O DEUS DA VIDA NOS FAZ CRERMOS
NA VIDA ETERNA E RESPEITARMOS A DIGNIDADE ALHEIA
Sábado da XXXIII Semana Comum
Primeira
Leitura: 1Mc 6,1-13
Naqueles dias, 1 o rei Antíoco estava percorrendo as províncias mais altas do seu império, quando ouviu dizer que Elimaida, na Pérsia, era uma cidade célebre por suas riquezas, sua prata e ouro, 2 e que seu templo era fabulosamente rico, contendo véus tecidos de ouro e couraças e armas ali deixadas por Alexandre, filho de Filipe, rei da Macedônia, que fora o primeiro a reinar entre os gregos. 3 Antíoco marchou para lá e tentou apoderar-se da cidade, para saqueá-la, mas não o conseguiu, pois seus habitantes haviam tomado conhecimento do seu plano 4 e levantaram-se em guerra contra ele.
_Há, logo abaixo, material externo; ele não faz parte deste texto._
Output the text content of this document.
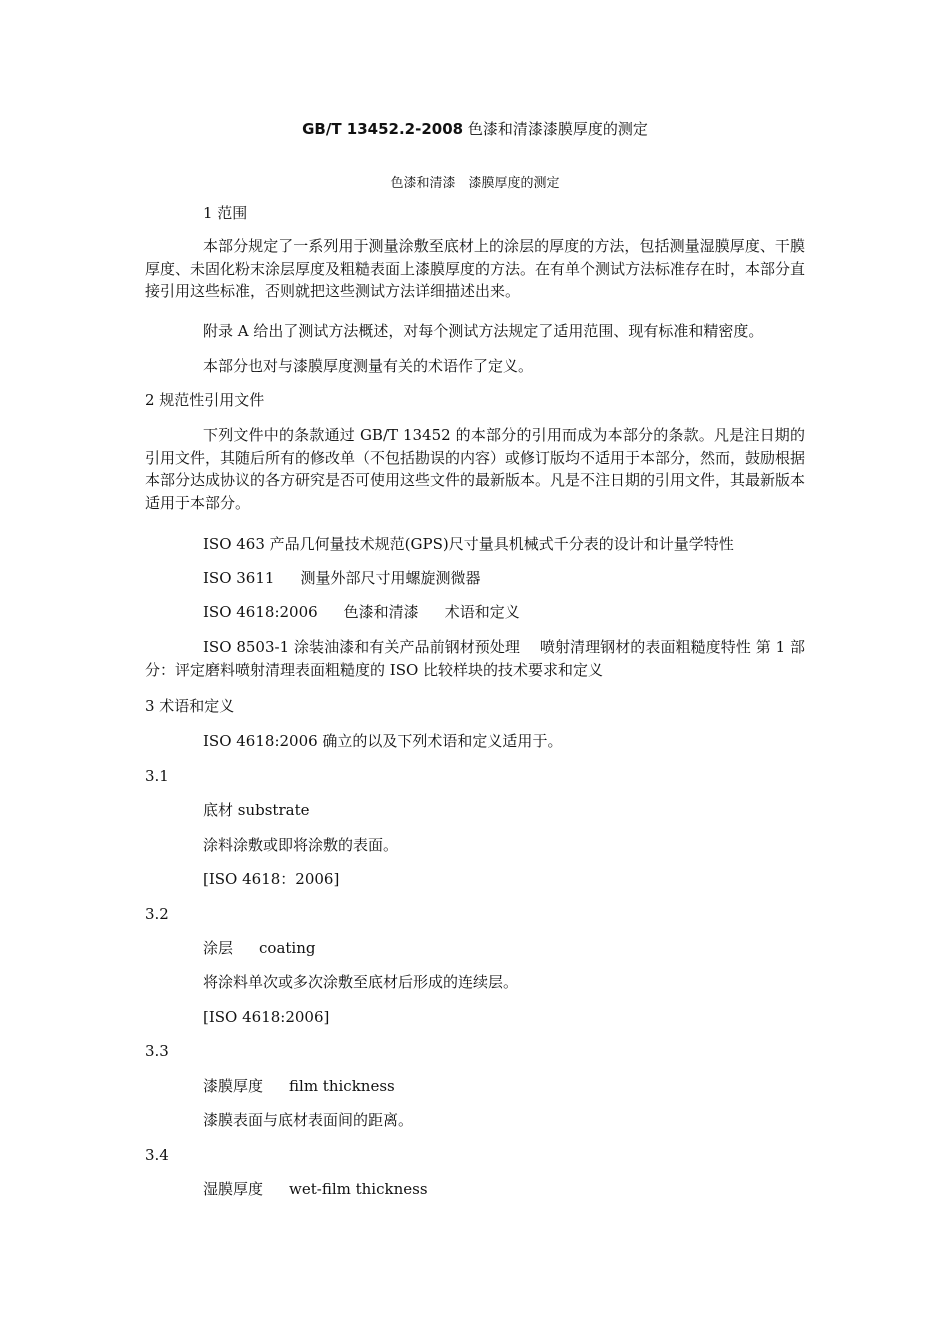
GB/T 13452.2-2008 色漆和清漆漆膜厚度的测定
色漆和清漆　漆膜厚度的测定
1 范围
本部分规定了一系列用于测量涂敷至底材上的涂层的厚度的方法，包括测量湿膜厚度、干膜厚度、未固化粉末涂层厚度及粗糙表面上漆膜厚度的方法。在有单个测试方法标准存在时，本部分直接引用这些标准，否则就把这些测试方法详细描述出来。
附录 A 给出了测试方法概述，对每个测试方法规定了适用范围、现有标准和精密度。
本部分也对与漆膜厚度测量有关的术语作了定义。
2 规范性引用文件
下列文件中的条款通过 GB/T 13452 的本部分的引用而成为本部分的条款。凡是注日期的引用文件，其随后所有的修改单（不包括勘误的内容）或修订版均不适用于本部分，然而，鼓励根据本部分达成协议的各方研究是否可使用这些文件的最新版本。凡是不注日期的引用文件，其最新版本适用于本部分。
ISO 463 产品几何量技术规范(GPS)尺寸量具机械式千分表的设计和计量学特性
ISO 3611 测量外部尺寸用螺旋测微器
ISO 4618:2006 色漆和清漆 术语和定义
ISO 8503-1 涂装油漆和有关产品前钢材预处理　 喷射清理钢材的表面粗糙度特性 第 1 部分：评定磨料喷射清理表面粗糙度的 ISO 比较样块的技术要求和定义
3 术语和定义
ISO 4618:2006 确立的以及下列术语和定义适用于。
3.1
底材 substrate
涂料涂敷或即将涂敷的表面。
[ISO 4618：2006]
3.2
涂层 coating
将涂料单次或多次涂敷至底材后形成的连续层。
[ISO 4618:2006]
3.3
漆膜厚度 film thickness
漆膜表面与底材表面间的距离。
3.4
湿膜厚度 wet-film thickness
Obrigado a fugir, Antíoco afastou-se acabrunhado, e voltou para a Babilônia. 5 Estava ainda na Pérsia, quando vieram comunicar-lhe a derrota das tropas enviadas contra a Judeia. 6 O próprio Lísias, tendo sido o primeiro a partir de lá à frente de poderoso exército, tinha sido posto em fuga. E os judeus tinham-se reforçado em armas e soldados, graças aos abundantes despojos que tomaram dos exércitos vencidos. 7 Além disso, tinham derrubado a Abominação, que ele havia construído sobre o altar de Jerusalém. E tinham cercado o templo com altos muros, e ainda fortificado Betsur, uma das cidades do rei. 8 Ouvindo as notícias, o rei ficou espantado e muito agitado. Caiu de cama e adoeceu de tristeza, pois as coisas não tinham acontecido segundo o que ele esperava. 9 Ficou assim por muitos dias, recaindo sempre de novo numa profunda melancolia, e sentiu que ia morrer. 10 Chamou então todos os amigos e disse: “O sono fugiu de meus olhos e meu coração desfalece de angústia. 11 Eu disse a mim mesmo: A que grau de aflição cheguei e em que ondas enormes me debato! Eu, que era tão feliz e amado, quando era poderoso! 12 Lembro-me agora das iniquidades que pratiquei em Jerusalém. Apoderei-me de todos os objetos de prata e ouro que lá se encontravam, e mandei exterminar sem motivo os habitantes de Judá. 13 Reconheço que é por causa disso que estas desgraças me atingiram, e com profunda angústia vou morrer em terra estrangeira”.
Evangelho:
Lc 20,27-40
Naquele tempo: 27 Aproximaram-se de
Jesus alguns saduceus, que negam a ressurreição, 28 e lhe perguntaram:
'Mestre, Moisés deixou-nos escrito: se alguém tiver um irmão casado e este
morrer sem filhos, deve casar-se com a viúva a fim de garantir a descendência
para o seu irmão. 29 Ora, havia sete irmãos. O primeiro casou e morreu,
sem deixar filhos. 30 Também o segundo 31 e o terceiro se casaram
com a viúva. E assim os sete: todos morreram sem deixar filhos. 32 Por
fim, morreu também a mulher. 33 Na ressurreição, ela será esposa de
quem? Todos os sete estiveram casados com ela.' 34 Jesus respondeu aos
saduceus: 'Nesta vida, os homens e as mulheres casam-se, 35 mas os que
forem julgados dignos da ressurreição dos mortos e de participar da vida
futura, nem eles se casam nem elas se dão em casamento; 36 e já não
poderão morrer, pois serão iguais aos anjos, serão filhos de Deus, porque ressuscitaram.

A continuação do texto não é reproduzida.